Dr. Pipher emphasizes that even the most insignificant remark, particularly about a girl’s physical appearance, can deeply affect her emotions. During this stage of development, girls often lose perspective on what truly matters and mistakenly perceive minor issues as significant matters.

It can be challenging to communicate with young girls in their early adolescence years because they struggle to grasp abstract concepts. Their immaturity often leads to overanalyzing, making communication difficult.

Pipher covers a wide range of relationships in her stories, including strict and absent parents, jealous and gay parents, single and divorced parents, families facing death or illness, foreign families, and various sibling relationships. She discusses the unique challenges and triumphs that each of these family types experience.

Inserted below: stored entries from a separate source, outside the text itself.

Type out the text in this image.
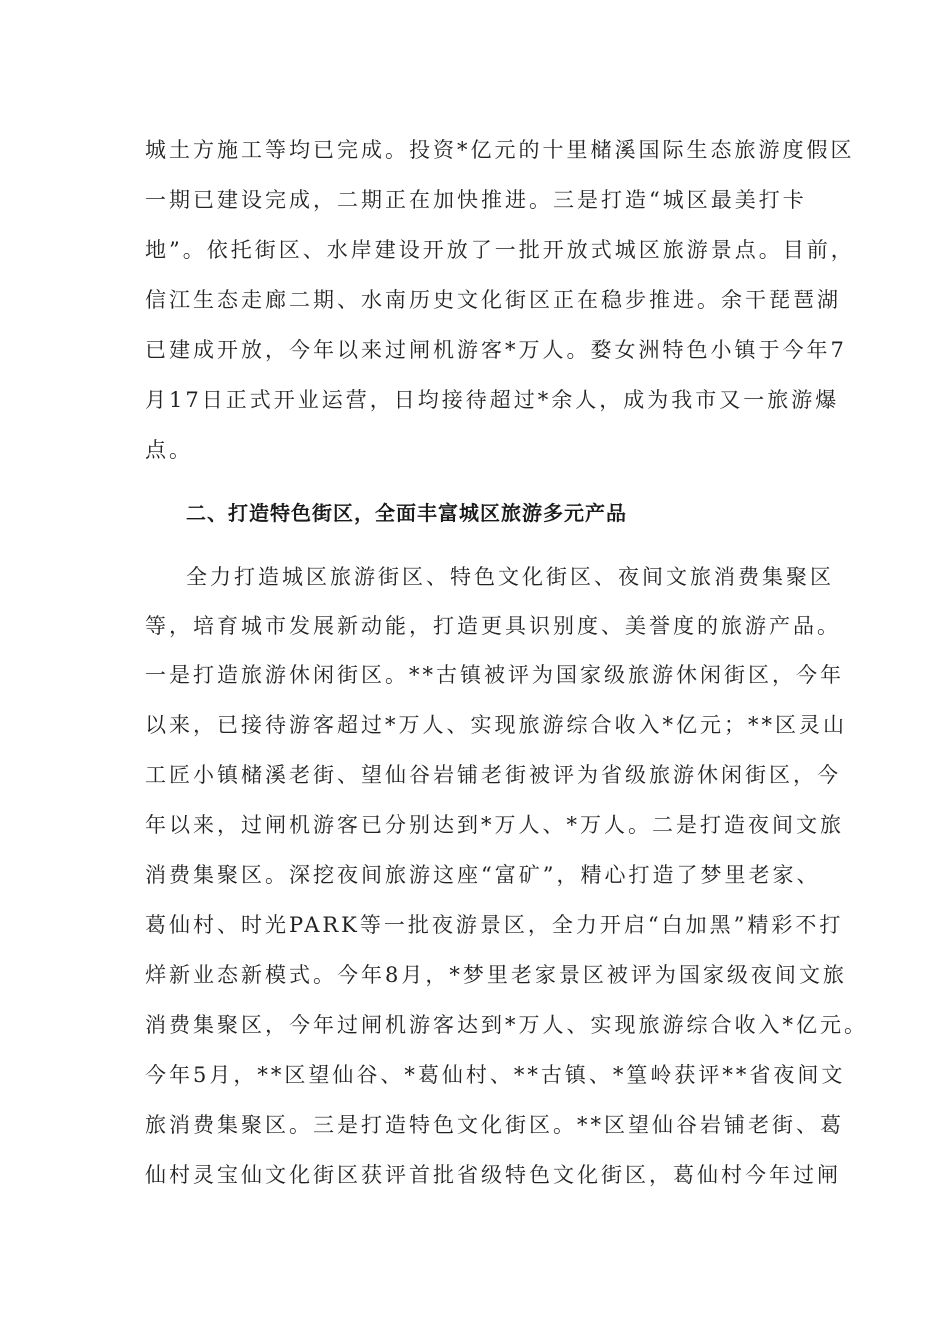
城土方施工等均已完成。投资*亿元的十里槠溪国际生态旅游度假区
一期已建设完成，二期正在加快推进。三是打造“城区最美打卡
地”。依托街区、水岸建设开放了一批开放式城区旅游景点。目前，
信江生态走廊二期、水南历史文化街区正在稳步推进。余干琵琶湖
已建成开放，今年以来过闸机游客*万人。婺女洲特色小镇于今年7
月17日正式开业运营，日均接待超过*余人，成为我市又一旅游爆
点。
二、打造特色街区，全面丰富城区旅游多元产品
全力打造城区旅游街区、特色文化街区、夜间文旅消费集聚区
等，培育城市发展新动能，打造更具识别度、美誉度的旅游产品。
一是打造旅游休闲街区。**古镇被评为国家级旅游休闲街区，今年
以来，已接待游客超过*万人、实现旅游综合收入*亿元；**区灵山
工匠小镇槠溪老街、望仙谷岩铺老街被评为省级旅游休闲街区，今
年以来，过闸机游客已分别达到*万人、*万人。二是打造夜间文旅
消费集聚区。深挖夜间旅游这座“富矿”，精心打造了梦里老家、
葛仙村、时光PARK等一批夜游景区，全力开启“白加黑”精彩不打
烊新业态新模式。今年8月，*梦里老家景区被评为国家级夜间文旅
消费集聚区，今年过闸机游客达到*万人、实现旅游综合收入*亿元。
今年5月，**区望仙谷、*葛仙村、**古镇、*篁岭获评**省夜间文
旅消费集聚区。三是打造特色文化街区。**区望仙谷岩铺老街、葛
仙村灵宝仙文化街区获评首批省级特色文化街区，葛仙村今年过闸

Pipher delves deeply into topics such as insecurities, lookism, false self versus authentic self, acquaintance rape, bulimia, anorexia, self-mutilation, misogyny, and Feminism.

Dr. Pipher compares adolescent girls to delicate young trees swaying in the face of a threatening storm or hurricane, as well as various types of flowers. Her observations are spot-on, as she encounters and discusses a myriad of teenage girls.

She emphasizes the negative influences that adolescents idolize and is disheartened by the self-deprecating behavior of girls. She believes that all girls are beautiful and exceptional in their own unique ways.